Она села на саквояж. Он расплющился под ее тяжестью, но она продолжала сидеть на раздавленном саквояже, поджав под себя ноги. Она больше ничего не сказала своему мужу. До того как они покинули Кинросс-Хаус, он больше не набрасывался на нее — и то хорошо. У нее до сих пор болело между ног, сильно болело, но она в этом ни за что ему не признается, даже если он станет ее убивать — впрочем, можно надеяться, что до этого дело не дойдет.
Час спустя, сойдя на берег и приторочив свои саквояжи к седлам, они уже направлялись к замку Вир.
— Возможно, чуть позже, в июле или в августе, мы сможем совершить путешествие в Горную страну. Там поразительные пейзажи. Приехать туда с равнины — это примерно то же самое, что из тихого озера вдруг попасть в бурное море. Все там будто вздыблено, и признаков цивилизации — никаких. Тебе там понравится.
— Да, — отрывисто произнесла Синджен. Каждый шаг лошади причинял ей боль. Она была превосходной наездницей, но прежде ей никогда не бывало больно от верховой езды. Как она ни меняла положение в седле, ничего не помогало.
Колин посмотрел на нее. Она ехала, глядя прямо перед собой и высоко держа подбородок (последние два дня он все время был вздернут). На ней была та же самая синяя амазонка, в которой она скакала рядом с ним верхом во время их побега. Этот строгий, без вычурности наряд был ей к лицу, потому что его молодая жена была высока и изящна, к тому же синий цвет прекрасно гармонировал с ее белой кожей.
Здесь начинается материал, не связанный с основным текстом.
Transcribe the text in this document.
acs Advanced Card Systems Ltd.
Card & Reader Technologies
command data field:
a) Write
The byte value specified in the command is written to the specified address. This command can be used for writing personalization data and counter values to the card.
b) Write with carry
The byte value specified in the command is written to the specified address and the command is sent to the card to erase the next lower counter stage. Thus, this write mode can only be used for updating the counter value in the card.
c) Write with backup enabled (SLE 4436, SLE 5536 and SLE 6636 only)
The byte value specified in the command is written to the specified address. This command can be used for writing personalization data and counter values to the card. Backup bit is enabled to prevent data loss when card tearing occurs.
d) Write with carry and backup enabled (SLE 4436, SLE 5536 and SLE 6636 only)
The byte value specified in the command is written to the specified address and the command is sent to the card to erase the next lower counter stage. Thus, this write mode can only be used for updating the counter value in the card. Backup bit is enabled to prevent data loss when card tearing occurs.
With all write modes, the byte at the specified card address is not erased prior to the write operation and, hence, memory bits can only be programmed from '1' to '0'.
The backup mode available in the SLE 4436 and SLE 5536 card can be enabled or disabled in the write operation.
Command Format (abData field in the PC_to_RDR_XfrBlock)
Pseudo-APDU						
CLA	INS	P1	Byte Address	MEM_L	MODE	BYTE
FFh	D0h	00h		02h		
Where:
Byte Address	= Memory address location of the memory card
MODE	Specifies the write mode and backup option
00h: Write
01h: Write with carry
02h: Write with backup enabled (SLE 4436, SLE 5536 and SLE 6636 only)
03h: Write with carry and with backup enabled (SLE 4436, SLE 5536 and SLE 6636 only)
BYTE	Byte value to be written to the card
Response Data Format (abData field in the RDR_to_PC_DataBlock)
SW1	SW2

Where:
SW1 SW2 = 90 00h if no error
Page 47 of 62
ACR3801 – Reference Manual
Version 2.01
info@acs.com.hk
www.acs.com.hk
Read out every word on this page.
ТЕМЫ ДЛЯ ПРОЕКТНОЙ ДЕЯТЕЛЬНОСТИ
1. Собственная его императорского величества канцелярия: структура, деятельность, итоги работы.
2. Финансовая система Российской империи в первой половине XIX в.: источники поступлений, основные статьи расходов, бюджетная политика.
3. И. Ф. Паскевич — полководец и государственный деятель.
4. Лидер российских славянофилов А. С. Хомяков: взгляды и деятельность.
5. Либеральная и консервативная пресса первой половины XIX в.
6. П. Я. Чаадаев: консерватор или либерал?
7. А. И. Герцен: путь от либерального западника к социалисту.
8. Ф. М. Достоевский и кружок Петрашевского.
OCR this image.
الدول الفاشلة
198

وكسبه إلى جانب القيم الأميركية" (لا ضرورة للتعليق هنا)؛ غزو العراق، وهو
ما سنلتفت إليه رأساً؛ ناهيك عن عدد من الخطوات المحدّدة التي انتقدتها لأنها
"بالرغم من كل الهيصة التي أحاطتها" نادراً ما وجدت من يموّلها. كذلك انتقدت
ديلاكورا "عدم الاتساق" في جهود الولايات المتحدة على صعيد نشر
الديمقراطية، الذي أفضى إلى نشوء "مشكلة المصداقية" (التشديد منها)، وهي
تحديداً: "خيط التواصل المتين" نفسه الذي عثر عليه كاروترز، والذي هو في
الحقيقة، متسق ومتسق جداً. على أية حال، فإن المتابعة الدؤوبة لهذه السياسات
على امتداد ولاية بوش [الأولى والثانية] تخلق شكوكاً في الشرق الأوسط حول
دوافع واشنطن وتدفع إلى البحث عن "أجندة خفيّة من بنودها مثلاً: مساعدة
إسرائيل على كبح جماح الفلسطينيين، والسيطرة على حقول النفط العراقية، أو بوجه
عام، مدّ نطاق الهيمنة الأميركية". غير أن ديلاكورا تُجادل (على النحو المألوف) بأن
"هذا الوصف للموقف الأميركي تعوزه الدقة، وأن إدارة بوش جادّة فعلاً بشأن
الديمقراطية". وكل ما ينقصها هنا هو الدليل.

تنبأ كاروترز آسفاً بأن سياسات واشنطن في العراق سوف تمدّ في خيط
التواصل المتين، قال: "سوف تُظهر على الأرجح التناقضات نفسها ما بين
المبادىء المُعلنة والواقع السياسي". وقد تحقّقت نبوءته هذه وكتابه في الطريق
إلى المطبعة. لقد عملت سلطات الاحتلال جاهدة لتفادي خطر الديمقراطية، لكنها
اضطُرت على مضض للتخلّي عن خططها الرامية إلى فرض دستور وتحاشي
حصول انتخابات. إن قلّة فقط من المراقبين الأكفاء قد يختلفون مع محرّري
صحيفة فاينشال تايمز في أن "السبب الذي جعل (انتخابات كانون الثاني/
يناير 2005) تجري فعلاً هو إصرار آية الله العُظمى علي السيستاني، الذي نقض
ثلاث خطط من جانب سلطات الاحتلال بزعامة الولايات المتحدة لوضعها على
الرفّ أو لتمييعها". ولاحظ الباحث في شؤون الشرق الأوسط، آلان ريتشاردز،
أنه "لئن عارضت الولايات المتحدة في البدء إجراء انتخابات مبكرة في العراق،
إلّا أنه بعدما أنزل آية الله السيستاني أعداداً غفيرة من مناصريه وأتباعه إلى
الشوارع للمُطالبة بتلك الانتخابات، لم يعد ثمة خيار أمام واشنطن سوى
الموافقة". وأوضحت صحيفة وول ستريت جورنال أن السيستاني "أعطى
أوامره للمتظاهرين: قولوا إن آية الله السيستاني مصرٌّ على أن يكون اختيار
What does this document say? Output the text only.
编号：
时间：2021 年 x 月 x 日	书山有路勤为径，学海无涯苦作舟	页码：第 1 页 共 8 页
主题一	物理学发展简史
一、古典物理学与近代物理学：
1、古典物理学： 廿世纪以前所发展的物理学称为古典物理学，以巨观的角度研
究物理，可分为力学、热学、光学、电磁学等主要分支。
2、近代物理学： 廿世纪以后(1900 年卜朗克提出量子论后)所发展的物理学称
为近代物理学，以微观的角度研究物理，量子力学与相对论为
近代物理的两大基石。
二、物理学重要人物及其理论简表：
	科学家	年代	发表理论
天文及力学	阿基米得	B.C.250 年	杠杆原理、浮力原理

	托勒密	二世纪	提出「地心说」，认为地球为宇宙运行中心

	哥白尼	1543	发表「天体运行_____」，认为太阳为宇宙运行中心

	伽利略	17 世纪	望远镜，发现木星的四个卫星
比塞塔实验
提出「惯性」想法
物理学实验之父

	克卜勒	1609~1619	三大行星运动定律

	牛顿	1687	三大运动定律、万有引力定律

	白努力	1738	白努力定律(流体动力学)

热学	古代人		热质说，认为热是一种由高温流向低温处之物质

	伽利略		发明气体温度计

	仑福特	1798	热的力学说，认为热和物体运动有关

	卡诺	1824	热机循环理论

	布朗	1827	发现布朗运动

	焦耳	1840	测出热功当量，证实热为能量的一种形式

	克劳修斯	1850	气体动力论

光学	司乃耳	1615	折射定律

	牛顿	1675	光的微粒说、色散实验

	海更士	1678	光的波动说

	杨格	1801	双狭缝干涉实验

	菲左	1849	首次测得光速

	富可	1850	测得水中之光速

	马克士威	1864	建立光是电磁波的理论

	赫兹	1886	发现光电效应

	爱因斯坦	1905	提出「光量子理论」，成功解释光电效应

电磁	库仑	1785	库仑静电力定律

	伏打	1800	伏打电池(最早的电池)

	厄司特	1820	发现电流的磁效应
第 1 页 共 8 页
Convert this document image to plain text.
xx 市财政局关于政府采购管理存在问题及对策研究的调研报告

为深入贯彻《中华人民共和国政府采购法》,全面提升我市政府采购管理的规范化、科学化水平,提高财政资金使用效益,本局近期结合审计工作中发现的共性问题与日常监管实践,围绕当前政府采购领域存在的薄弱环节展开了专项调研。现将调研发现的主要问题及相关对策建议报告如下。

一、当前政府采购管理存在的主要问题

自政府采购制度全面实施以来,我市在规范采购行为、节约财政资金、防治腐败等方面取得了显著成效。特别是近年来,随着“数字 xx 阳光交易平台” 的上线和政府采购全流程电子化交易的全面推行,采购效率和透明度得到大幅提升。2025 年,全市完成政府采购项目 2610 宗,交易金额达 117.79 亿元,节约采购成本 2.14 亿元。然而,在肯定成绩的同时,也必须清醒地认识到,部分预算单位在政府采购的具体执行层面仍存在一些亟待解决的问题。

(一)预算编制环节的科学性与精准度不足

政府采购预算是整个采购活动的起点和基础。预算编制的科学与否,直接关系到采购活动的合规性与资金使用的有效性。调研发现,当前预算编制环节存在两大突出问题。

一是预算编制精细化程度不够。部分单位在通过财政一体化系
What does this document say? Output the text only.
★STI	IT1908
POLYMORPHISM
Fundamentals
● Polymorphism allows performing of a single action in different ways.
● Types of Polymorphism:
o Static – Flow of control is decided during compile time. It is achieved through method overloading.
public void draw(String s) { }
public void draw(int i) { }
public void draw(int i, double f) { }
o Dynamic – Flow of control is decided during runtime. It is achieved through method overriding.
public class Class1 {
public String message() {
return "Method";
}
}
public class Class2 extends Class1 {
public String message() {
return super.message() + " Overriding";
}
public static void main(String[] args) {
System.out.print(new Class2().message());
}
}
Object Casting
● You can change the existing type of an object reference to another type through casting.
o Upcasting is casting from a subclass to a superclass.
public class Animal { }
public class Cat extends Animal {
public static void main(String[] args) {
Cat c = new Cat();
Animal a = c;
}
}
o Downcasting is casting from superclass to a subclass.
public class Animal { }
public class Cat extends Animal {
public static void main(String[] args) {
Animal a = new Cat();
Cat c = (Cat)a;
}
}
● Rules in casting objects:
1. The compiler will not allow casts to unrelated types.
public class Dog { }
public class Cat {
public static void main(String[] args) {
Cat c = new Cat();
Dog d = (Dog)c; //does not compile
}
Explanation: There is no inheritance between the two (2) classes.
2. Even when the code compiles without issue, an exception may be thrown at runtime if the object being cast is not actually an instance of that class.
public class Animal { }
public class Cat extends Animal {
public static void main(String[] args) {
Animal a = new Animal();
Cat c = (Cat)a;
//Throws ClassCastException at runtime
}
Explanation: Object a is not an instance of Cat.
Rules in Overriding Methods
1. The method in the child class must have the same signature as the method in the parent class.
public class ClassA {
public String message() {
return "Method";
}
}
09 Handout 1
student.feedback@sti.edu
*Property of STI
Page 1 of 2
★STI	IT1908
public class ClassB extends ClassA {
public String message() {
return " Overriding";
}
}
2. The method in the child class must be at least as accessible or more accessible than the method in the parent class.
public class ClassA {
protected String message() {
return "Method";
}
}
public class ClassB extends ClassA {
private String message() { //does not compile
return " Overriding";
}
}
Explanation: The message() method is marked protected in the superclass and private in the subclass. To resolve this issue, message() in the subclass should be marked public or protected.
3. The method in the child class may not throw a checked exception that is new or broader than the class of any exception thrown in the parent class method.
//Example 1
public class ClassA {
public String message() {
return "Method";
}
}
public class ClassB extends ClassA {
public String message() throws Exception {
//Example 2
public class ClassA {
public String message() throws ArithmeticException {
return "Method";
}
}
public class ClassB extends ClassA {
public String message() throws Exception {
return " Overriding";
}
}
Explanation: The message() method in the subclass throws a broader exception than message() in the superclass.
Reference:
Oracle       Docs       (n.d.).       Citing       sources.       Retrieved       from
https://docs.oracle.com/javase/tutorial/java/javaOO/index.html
Ее волосы были аккуратно заправлены под такую же синюю бархатную шапочку со страусовым пером, которое, плавно закругляясь, почти касалось ее правой щеки. И амазонка, и шапочка запылились и выглядели потрепанными, но они все равно ему нравились. Теперь, когда у него есть деньги, он сможет покупать ей красивые вещи. Он представил себе ее белые ноги, гладкие бедра и ощутил желание.
— Мы остановимся перекусить на постоялом дворе около Лэнарка. Там ты впервые попробуешь наши шотландские кушанья. Эгнес, которая готовит еду в Кинросс-Хаусе, всегда презирала местную кухню. Ее мать была англичанкой из Йоркшира, поэтому она всему предпочитает говядину с отварной картошкой — блюдо само по себе хорошее, но не шотландское. Возможно, вдобавок ко всему прочему на постоялом дворе тебе подадут свежие овсяные печенья с имбирем.
Он старался сделать ее путешествие приятным, надо отдать ему должное, но сейчас это было ей все равно, потому что боль от тряски на лошади была слишком сильной.
— А до этого постоялого двора еще далеко?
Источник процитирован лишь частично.